Der digitale Innenraum: MBUX und Elektronik
Das Herzstück der W177 A-Klasse ist das MBUX-Infotainment-System. Es ist optisch beeindruckend, war aber besonders in den ersten beiden Produktionsjahren (2018-2019) anfällig für Software-Abstürze, schwarze Bildschirme und fehlerhafte Sprachsteuerung.
Prüfen Sie bei einer Probefahrt unbedingt, ob alle Touch-Funktionen am Lenkrad und auf dem Display flüssig reagieren. Ein Austausch der Display-Einheit außerhalb der Garantie kann mehrere tausend Euro kosten.
- Achten Sie auf Pixelfehler in den großen Glasdisplays.
- Prüfen Sie, ob das Smartphone-Interface (CarPlay/Android Auto) stabil läuft.
- Testen Sie das Touchpad in der Mittelkonsole auf haptisches Feedback.
Antrieb und Motoren: Die Renault-Kooperation
Viele Käufer sind überrascht zu erfahren, dass der 1,33-Liter-Benziner im A180 und A200 (M282) in Kooperation mit Renault entwickelt wurde.

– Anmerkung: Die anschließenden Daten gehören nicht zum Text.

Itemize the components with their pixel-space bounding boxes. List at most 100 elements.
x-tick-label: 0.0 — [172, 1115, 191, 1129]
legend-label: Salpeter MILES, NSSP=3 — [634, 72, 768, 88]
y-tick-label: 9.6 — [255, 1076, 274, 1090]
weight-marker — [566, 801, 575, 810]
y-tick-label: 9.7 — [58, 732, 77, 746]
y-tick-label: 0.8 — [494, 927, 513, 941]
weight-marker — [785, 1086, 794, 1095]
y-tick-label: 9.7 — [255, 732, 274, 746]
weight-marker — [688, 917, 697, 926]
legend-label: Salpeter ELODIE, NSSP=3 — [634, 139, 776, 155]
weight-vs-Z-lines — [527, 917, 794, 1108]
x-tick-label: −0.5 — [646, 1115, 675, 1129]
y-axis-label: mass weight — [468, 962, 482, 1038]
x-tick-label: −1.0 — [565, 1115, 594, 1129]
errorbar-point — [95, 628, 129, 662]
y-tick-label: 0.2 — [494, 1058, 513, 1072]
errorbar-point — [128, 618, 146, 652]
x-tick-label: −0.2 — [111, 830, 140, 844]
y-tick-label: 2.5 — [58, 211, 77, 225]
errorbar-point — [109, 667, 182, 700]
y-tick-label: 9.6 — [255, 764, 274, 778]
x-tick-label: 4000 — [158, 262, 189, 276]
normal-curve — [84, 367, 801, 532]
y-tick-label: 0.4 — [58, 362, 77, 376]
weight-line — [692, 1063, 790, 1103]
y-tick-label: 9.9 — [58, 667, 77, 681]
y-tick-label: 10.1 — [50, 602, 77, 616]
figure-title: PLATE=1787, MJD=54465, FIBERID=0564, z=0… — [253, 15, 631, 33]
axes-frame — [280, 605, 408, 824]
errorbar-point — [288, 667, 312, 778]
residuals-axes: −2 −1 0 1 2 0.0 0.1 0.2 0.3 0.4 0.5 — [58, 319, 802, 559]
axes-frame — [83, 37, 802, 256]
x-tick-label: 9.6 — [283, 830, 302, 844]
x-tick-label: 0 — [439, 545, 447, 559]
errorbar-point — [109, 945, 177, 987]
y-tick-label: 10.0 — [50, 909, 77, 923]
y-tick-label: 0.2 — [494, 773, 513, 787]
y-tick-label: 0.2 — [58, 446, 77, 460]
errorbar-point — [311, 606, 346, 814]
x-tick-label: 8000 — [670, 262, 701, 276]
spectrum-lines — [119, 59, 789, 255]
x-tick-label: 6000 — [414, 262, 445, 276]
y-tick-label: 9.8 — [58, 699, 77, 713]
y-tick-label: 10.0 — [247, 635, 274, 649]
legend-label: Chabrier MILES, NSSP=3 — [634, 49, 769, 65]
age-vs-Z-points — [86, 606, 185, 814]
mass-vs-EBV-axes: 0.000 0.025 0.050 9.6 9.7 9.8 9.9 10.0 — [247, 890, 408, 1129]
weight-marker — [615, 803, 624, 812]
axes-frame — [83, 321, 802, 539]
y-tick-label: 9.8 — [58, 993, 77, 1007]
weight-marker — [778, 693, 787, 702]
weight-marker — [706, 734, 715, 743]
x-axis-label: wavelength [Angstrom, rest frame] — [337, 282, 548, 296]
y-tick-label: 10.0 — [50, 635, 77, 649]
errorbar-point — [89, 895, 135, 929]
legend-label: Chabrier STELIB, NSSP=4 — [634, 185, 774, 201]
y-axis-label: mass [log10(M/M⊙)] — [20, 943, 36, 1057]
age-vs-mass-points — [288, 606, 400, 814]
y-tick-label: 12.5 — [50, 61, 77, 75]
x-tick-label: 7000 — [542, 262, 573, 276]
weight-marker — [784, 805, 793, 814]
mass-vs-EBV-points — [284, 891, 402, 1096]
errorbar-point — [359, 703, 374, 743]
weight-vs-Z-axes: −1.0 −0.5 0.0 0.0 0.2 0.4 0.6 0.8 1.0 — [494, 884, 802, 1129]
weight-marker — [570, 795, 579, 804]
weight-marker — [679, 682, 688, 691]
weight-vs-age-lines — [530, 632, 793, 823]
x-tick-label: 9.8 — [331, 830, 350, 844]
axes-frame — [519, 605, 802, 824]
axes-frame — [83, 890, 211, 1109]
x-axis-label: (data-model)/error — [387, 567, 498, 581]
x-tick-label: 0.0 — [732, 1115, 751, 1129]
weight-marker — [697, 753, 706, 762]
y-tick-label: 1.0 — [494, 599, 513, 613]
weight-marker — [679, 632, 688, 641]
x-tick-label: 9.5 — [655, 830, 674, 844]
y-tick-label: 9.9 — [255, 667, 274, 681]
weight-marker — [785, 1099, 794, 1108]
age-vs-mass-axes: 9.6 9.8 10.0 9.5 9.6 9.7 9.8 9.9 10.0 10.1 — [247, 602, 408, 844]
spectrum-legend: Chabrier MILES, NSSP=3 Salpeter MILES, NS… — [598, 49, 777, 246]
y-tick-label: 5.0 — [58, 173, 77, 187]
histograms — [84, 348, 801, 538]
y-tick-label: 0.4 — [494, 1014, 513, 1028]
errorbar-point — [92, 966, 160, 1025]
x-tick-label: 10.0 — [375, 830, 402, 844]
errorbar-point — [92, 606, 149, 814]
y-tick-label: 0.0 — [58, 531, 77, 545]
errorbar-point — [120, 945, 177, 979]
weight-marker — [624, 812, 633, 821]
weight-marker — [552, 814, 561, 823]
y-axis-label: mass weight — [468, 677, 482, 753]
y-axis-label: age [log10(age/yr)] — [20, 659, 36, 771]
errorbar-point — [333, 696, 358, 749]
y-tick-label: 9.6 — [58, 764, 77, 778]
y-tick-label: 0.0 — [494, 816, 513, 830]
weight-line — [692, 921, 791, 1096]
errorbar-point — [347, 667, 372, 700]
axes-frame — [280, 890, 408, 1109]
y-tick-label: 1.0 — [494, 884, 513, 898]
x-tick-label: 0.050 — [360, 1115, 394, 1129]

Er ist ein sparsamer Motor, kann aber im Kaltstart etwas rau klingen. Die größeren 2,0-Liter-Motoren (A220/A250) sind reine Mercedes-Entwicklungen und bieten mehr Souveränität.

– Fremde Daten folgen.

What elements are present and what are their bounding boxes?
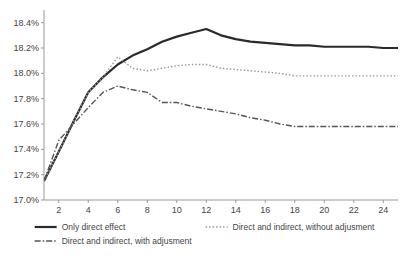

Die Dieselmodelle (A180d/A200d/A220d) sind exzellente Langstreckenläufer. Achten Sie bei Fahrzeugen mit hoher Laufleistung auf den Zustand des Partikelfilters und Anzeichen von Undichtigkeiten am Abgaskrümmer.
- Vermeiden Sie Fahrzeuge mit lückenhaftem Ölwechsel-Nachweis beim M282 Motor.
- Das 7G-DCT Getriebe sollte sanft und ohne Ruckeln schalten.
- Prüfen Sie bei Hybrid-Modellen (A250e) die Ladeports auf Korrosion.
Verarbeitung und Karosserie
Obwohl Mercedes ein Premium-Hersteller ist, gibt es Berichte über Knister- und Knarzgeräusche im Bereich der Lüftungsdüsen und der Türverkleidungen bei frühen W177-Modellen. Auch die Windgeräusche ab 130 km/h können bei manchen Fahrzeugen aufgrund schlecht sitzender Türdichtungen überdurchschnittlich hoch sein.
- Drücken Sie leicht gegen die Mittelkonsole, um auf Knarzgeräusche zu prüfen.
- Kontrollieren Sie die Spaltmaße an der Motorhaube und den Scheinwerfern.
- Achten Sie auf Feuchtigkeit in den Rückleuchten.